Success with agentic AI depends on a data architecture that can support increasing levels of autonomy, coordination, and real-time decision-making. This often looks like modular, interoperable frameworks that give agents reliable access to the data they need to operate safely (see sidebar, “Seven data architecture principles that enable scale”). While gen AI has already shown the need for data access control, lineage, and traceability, agentic platforms place greater operational pressure on these foundations. Because agentic AI coordinates multiple models and data sources continuously, often without human intervention, it requires tighter, more automated governance to ensure reliability and control at scale.
Two agentic archetypes are emerging: single-agent workflows, where one agent uses multiple tools and data sources sequentially; and multi-agent workflows, where specialized agents collaborate through shared knowledge graphs and fine-grained data access. Both require consistent, interoperable data, without which agents could break down.

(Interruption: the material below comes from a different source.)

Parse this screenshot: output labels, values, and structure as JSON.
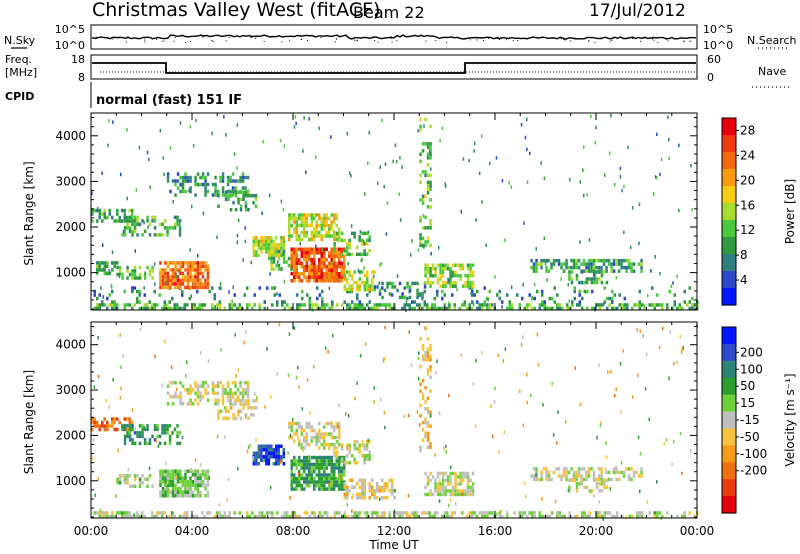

How to prepare data for agentic AI. To enable a scaled transformation into an agentic organization, companies can start by building foundational data capabilities. This requires not just a technology reboot, but also an organizational one. That’s because a company’s data strategy and operating model is just as important as its underlying data quality and architecture. Success depends on taking four coordinated steps that link strategy, technology, and people:
Step 1: Identify high-impact workflows to “agentify.” Organizations can identify a small number of high-value, end-to-end workflows where increased autonomy could unlock impact. Building on established approaches to building data products, leaders can prioritize agentic use cases based on value potential, feasibility, and strategic fit before scaling more broadly.
Step 2: Modernize each layer of the data architecture for agents. Rather than rebuilding everything from scratch, leaders can modernize existing platforms to support interoperability and governance across systems. While some may be tempted to lean on advancements in AI to shortcut data architecture best practices, the strongest organizations build modular, evolutionary architectures with components that can be replaced as new technologies emerge.

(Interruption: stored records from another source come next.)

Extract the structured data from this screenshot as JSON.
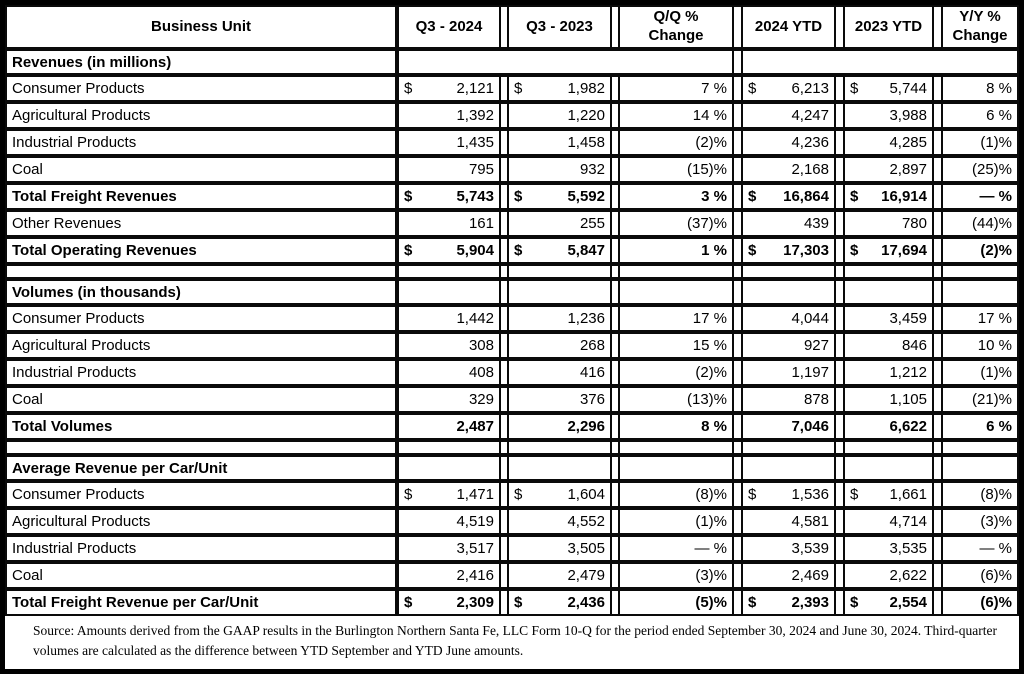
{
  "table": {
    "dollar_sign": "$",
    "headers": [
      {
        "label": "Business Unit"
      },
      {
        "label": "Q3 - 2024"
      },
      {
        "label": "Q3 - 2023"
      },
      {
        "label": "Q/Q %\nChange"
      },
      {
        "label": "2024 YTD"
      },
      {
        "label": "2023 YTD"
      },
      {
        "label": "Y/Y %\nChange"
      }
    ],
    "sections": [
      {
        "title": "Revenues (in millions)",
        "merged_title_row": true,
        "rows": [
          {
            "label": "Consumer Products",
            "bold": false,
            "dollar": true,
            "values": [
              "2,121",
              "1,982",
              "7 %",
              "6,213",
              "5,744",
              "8 %"
            ]
          },
          {
            "label": "Agricultural Products",
            "bold": false,
            "dollar": false,
            "values": [
              "1,392",
              "1,220",
              "14 %",
              "4,247",
              "3,988",
              "6 %"
            ]
          },
          {
            "label": "Industrial Products",
            "bold": false,
            "dollar": false,
            "values": [
              "1,435",
              "1,458",
              "(2)%",
              "4,236",
              "4,285",
              "(1)%"
            ]
          },
          {
            "label": "Coal",
            "bold": false,
            "dollar": false,
            "values": [
              "795",
              "932",
              "(15)%",
              "2,168",
              "2,897",
              "(25)%"
            ]
          },
          {
            "label": "Total Freight Revenues",
            "bold": true,
            "dollar": true,
            "values": [
              "5,743",
              "5,592",
              "3 %",
              "16,864",
              "16,914",
              "— %"
            ]
          },
          {
            "label": "Other Revenues",
            "bold": false,
            "dollar": false,
            "values": [
              "161",
              "255",
              "(37)%",
              "439",
              "780",
              "(44)%"
            ]
          },
          {
            "label": "Total Operating Revenues",
            "bold": true,
            "dollar": true,
            "values": [
              "5,904",
              "5,847",
              "1 %",
              "17,303",
              "17,694",
              "(2)%"
            ]
          }
        ]
      },
      {
        "title": "Volumes (in thousands)",
        "merged_title_row": false,
        "rows": [
          {
            "label": "Consumer Products",
            "bold": false,
            "dollar": false,
            "values": [
              "1,442",
              "1,236",
              "17 %",
              "4,044",
              "3,459",
              "17 %"
            ]
          },
          {
            "label": "Agricultural Products",
            "bold": false,
            "dollar": false,
            "values": [
              "308",
              "268",
              "15 %",
              "927",
              "846",
              "10 %"
            ]
          },
          {
            "label": "Industrial Products",
            "bold": false,
            "dollar": false,
            "values": [
              "408",
              "416",
              "(2)%",
              "1,197",
              "1,212",
              "(1)%"
            ]
          },
          {
            "label": "Coal",
            "bold": false,
            "dollar": false,
            "values": [
              "329",
              "376",
              "(13)%",
              "878",
              "1,105",
              "(21)%"
            ]
          },
          {
            "label": "Total Volumes",
            "bold": true,
            "dollar": false,
            "values": [
              "2,487",
              "2,296",
              "8 %",
              "7,046",
              "6,622",
              "6 %"
            ]
          }
        ]
      },
      {
        "title": "Average Revenue per Car/Unit",
        "merged_title_row": false,
        "rows": [
          {
            "label": "Consumer Products",
            "bold": false,
            "dollar": true,
            "values": [
              "1,471",
              "1,604",
              "(8)%",
              "1,536",
              "1,661",
              "(8)%"
            ]
          },
          {
            "label": "Agricultural Products",
            "bold": false,
            "dollar": false,
            "values": [
              "4,519",
              "4,552",
              "(1)%",
              "4,581",
              "4,714",
              "(3)%"
            ]
          },
          {
            "label": "Industrial Products",
            "bold": false,
            "dollar": false,
            "values": [
              "3,517",
              "3,505",
              "— %",
              "3,539",
              "3,535",
              "— %"
            ]
          },
          {
            "label": "Coal",
            "bold": false,
            "dollar": false,
            "values": [
              "2,416",
              "2,479",
              "(3)%",
              "2,469",
              "2,622",
              "(6)%"
            ]
          },
          {
            "label": "Total Freight Revenue per Car/Unit",
            "bold": true,
            "dollar": true,
            "values": [
              "2,309",
              "2,436",
              "(5)%",
              "2,393",
              "2,554",
              "(6)%"
            ]
          }
        ]
      }
    ]
  },
  "footnote": {
    "text": "Source: Amounts derived from the GAAP results in the Burlington Northern Santa Fe, LLC Form 10-Q for the period ended September 30, 2024 and June 30, 2024. Third-quarter volumes are calculated as the difference between YTD September and YTD June amounts."
  }
}
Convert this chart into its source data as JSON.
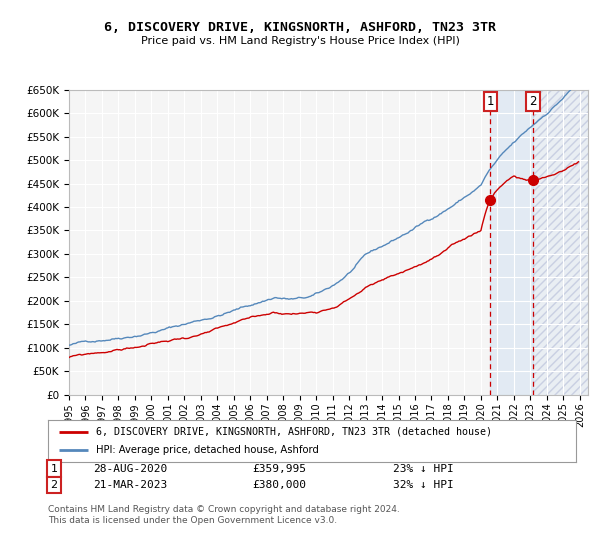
{
  "title": "6, DISCOVERY DRIVE, KINGSNORTH, ASHFORD, TN23 3TR",
  "subtitle": "Price paid vs. HM Land Registry's House Price Index (HPI)",
  "ylim": [
    0,
    650000
  ],
  "xlim_start": 1995.0,
  "xlim_end": 2026.5,
  "hpi_color": "#5588bb",
  "price_color": "#cc0000",
  "dashed_line_color": "#cc0000",
  "fill_color": "#ddeeff",
  "legend_label_price": "6, DISCOVERY DRIVE, KINGSNORTH, ASHFORD, TN23 3TR (detached house)",
  "legend_label_hpi": "HPI: Average price, detached house, Ashford",
  "transaction1_date": "28-AUG-2020",
  "transaction1_price": "£359,995",
  "transaction1_pct": "23% ↓ HPI",
  "transaction2_date": "21-MAR-2023",
  "transaction2_price": "£380,000",
  "transaction2_pct": "32% ↓ HPI",
  "footnote": "Contains HM Land Registry data © Crown copyright and database right 2024.\nThis data is licensed under the Open Government Licence v3.0.",
  "plot_bg_color": "#f5f5f5",
  "grid_color": "#ffffff",
  "t1_year": 2020.58,
  "t2_year": 2023.17,
  "t1_price_val": 359995,
  "t2_price_val": 380000
}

Step 3: Ensure that data quality is in place. Organizations must move from periodic data cleanup to continuous, real-time quality management. They can do this while ensuring that both structured and unstructured data, as well as agent-generated outputs, meet consistent standards for accuracy, lineage, and governance.
Step 4: Build an operating and governance model for agentic AI. Scaling agentic AI requires rethinking how work gets done. Human roles are shifting from execution to supervision and orchestration of agent-driven workflows. In a hybrid human–agent work environment, clear governance is essential to allow agents to operate transparently and safely at scale.